У Гаго подкосились ноги. Будь открыта хоть одна камера, он не расслышал бы. Теперь же пришлось оглянуться и повернуть назад. Медленно идет, надеется на чудо, которое могло бы его спасти, вот и хочется дать этому чуду время для спасения. Решил поторопить его, но споткнулся, кастрюля выскользнула, он приземлился на ладони и увидел, как молоко вылилось и показалось что-то маленькое, вроде коробочки из-под аспирина, сразу же обратив на себя внимание. Луци схватил коробочку, оглядел, потом взглянул на Гаго, поднимавшегося с земли. Впился в него скорей зубами, чем глазами, схватил увесистую березовую метлу, которой подметали двор, и замахнулся, того гляди переломает ноги.
—
От метлы Гаго увернулся, но не более того. Сбежались охранники, даже не зная, что произошло; оставили свои посты принимавшие передачи, все кинулись на него. Замахиваются, бьют и при этом еще спрашивают:
— Ворует?
— Украл?
— Наверняка что-нибудь слопал!
В окне женского отделения взвизгнула мать, будто ее на жаровню поставили.

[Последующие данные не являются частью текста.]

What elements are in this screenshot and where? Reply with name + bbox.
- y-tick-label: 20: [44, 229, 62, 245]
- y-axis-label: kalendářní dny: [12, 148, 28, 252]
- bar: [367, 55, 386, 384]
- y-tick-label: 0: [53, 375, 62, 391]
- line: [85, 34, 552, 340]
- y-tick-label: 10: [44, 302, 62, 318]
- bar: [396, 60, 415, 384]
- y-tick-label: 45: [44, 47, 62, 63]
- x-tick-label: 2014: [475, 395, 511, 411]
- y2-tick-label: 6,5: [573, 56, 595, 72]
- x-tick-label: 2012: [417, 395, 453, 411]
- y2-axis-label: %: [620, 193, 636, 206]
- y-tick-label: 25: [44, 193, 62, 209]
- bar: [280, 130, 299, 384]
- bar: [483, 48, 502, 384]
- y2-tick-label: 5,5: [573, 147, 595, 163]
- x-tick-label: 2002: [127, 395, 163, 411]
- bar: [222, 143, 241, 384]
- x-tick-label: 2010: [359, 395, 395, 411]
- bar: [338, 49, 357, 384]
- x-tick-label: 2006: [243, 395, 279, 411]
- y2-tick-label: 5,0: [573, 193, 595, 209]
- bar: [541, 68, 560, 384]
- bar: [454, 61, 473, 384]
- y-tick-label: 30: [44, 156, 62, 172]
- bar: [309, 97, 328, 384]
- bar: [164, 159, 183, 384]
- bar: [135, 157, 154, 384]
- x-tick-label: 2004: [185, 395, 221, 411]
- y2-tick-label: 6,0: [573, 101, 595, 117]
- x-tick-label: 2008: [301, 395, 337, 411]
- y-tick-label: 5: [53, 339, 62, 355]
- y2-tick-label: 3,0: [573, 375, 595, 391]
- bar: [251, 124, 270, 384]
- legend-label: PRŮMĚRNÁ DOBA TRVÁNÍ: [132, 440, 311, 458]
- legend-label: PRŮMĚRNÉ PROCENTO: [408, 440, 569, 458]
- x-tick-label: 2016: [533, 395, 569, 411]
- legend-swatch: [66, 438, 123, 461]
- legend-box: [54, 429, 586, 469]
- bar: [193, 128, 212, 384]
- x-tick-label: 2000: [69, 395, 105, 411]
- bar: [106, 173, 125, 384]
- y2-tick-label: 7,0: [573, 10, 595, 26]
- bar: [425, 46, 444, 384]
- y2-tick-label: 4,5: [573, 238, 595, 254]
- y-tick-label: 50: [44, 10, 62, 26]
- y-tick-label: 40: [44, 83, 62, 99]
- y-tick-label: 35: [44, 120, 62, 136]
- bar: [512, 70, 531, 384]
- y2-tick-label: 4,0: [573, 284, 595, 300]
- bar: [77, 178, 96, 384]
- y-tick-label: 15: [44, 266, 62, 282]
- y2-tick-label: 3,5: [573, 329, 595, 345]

Ее стенания подхватила придурковатая Зора, вообще слывшая любительницей поголосить. Раскатились многократно усилившиеся вопли, визг, стук в дверь, требования принести воды, вызвать врача, точно кто-то умирает. Раздался свисток, звякнул запор — это Луци прислал карабинеров с винтовками навести порядок. Ругань, крики слились с плеском воды и грохотом дверей, послышался вой с мужской половины тюрьмы. Гаго, всего в синяках, втолкнули в ближайшую камеру, и шум быстро пошел на убыль.